Einbrüche und Gewalt dank Willkommenskultur

Veröffentlicht am 26.09.2016
Südtirols Sicherheitsproblem wird weiter ignoriert

Der Freiheitliche Landesparteiobmann und Landtagsabgeordnete Walter Blaas verweist in einer Aussendung auf das Südtiroler Sicherheitsproblem, das nach wie vor nicht gelöst ist. Der verheerende Mix aus offenen Grenzen, blinder Willkommenskultur und laschen Gesetzen schaffen eine Atmosphäre der Angst.

„Die Tage werden im Herbst kürzer und die Einbruchslisten in Südtirol länger“, kritisiert der Freiheitliche Landesparteiobmann. „Die Sicherheitskräfte geben zwar ihr Bestes zur Verhinderung von Einbrüchen, wie jüngst im Stadtteil Gries, wo zwei Frauen mit Einbruchswerkzeugen ertappt wurden, aber die laschen Gesetze lassen kein hartes Durchgreifen zu“, erörtert Blaas.

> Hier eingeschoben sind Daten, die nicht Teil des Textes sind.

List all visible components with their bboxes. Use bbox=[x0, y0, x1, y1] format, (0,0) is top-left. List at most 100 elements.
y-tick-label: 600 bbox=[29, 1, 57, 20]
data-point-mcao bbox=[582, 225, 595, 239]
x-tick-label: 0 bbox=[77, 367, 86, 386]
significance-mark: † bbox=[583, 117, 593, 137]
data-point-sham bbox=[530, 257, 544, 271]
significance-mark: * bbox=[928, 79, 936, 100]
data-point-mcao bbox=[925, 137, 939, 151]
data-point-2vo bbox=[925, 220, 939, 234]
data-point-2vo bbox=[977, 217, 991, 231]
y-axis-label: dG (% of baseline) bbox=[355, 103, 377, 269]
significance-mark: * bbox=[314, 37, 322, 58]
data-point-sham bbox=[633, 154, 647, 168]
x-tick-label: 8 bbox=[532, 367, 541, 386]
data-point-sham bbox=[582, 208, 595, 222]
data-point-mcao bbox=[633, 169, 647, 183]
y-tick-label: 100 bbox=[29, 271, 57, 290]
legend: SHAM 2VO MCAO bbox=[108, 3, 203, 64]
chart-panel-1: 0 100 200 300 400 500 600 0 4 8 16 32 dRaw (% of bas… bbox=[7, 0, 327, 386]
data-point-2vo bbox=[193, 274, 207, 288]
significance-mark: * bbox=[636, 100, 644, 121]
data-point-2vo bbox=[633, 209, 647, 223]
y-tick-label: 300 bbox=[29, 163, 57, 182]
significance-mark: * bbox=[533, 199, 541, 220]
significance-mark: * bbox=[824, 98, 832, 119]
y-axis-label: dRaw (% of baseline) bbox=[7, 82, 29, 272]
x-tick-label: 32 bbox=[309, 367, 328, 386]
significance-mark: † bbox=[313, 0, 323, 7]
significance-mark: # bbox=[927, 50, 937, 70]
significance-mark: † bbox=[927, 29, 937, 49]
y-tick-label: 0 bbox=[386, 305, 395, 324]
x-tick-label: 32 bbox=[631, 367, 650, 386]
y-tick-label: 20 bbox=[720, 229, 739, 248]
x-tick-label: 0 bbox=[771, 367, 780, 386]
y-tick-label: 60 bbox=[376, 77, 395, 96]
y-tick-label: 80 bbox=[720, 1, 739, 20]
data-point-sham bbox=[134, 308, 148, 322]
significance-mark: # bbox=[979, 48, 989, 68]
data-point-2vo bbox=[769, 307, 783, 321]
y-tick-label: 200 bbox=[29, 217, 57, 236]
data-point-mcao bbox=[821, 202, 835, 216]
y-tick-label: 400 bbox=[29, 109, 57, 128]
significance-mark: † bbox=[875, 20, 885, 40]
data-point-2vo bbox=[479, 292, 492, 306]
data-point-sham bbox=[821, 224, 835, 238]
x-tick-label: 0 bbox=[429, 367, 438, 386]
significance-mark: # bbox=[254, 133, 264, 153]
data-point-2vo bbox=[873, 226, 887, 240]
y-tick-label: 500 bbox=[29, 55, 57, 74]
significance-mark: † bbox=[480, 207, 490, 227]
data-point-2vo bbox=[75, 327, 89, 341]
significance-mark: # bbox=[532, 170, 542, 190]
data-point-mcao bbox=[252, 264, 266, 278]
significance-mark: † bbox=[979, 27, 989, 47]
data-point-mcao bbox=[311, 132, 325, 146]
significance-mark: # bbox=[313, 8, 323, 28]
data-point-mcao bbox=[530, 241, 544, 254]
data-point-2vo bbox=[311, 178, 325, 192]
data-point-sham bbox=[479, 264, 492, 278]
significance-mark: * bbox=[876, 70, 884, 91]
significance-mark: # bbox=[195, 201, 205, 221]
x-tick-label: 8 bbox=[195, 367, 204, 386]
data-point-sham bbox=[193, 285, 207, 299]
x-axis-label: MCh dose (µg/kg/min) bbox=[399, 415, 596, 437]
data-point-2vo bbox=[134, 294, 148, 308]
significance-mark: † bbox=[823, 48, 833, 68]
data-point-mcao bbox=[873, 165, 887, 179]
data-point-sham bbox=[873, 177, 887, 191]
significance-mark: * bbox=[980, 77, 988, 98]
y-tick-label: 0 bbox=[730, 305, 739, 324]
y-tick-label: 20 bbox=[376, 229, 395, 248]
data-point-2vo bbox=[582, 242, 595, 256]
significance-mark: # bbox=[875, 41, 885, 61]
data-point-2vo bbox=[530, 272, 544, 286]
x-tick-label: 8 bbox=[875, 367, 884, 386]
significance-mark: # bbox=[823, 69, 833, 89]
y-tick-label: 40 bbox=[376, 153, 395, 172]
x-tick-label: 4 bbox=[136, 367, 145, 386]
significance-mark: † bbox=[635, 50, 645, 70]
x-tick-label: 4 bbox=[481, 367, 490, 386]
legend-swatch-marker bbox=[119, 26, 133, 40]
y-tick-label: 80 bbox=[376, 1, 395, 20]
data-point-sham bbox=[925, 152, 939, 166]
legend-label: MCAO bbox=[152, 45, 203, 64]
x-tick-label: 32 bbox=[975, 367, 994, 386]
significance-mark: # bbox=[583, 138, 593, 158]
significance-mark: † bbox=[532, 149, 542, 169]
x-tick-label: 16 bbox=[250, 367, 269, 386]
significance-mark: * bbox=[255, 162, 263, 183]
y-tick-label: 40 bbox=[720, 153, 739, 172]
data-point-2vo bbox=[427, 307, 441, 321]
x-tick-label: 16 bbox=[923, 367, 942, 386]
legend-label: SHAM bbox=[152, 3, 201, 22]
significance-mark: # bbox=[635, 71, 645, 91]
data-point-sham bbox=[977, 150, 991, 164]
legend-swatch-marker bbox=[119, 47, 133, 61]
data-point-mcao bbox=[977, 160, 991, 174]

„Brutale Gewalteskapaden durch Ausländer gehören dank der linken Einwanderungspolitik zum Tagesgeschehen. Schlägereien und Messerstechereien in Bozen, aggressive Bettelei im ganzen Land und Pöbeleien mindern die Lebensqualität der heimischen Bevölkerung“, hält Blaas fest und verweist auf den jüngsten Fall im Unterland, wo ein Jugendlicher durch Asylwerber gewürgt und misshandelt worden sei.

"Das Sicherheitsproblem in Südtirol zählt zu den Hauptherausforderungen der Politik“, erklärt der Freiheitliche Landtagsabgeordnete. „Die angespannte Lage hängt eindeutig mit der Einwanderung zusammen. Die Zahlen der verhängten Ausweisungen von Ausländern durch die Quästur sprechen für sich. Dennoch ist eine Gesetzesreform unerlässlich“, unterstreicht Walter Blaas.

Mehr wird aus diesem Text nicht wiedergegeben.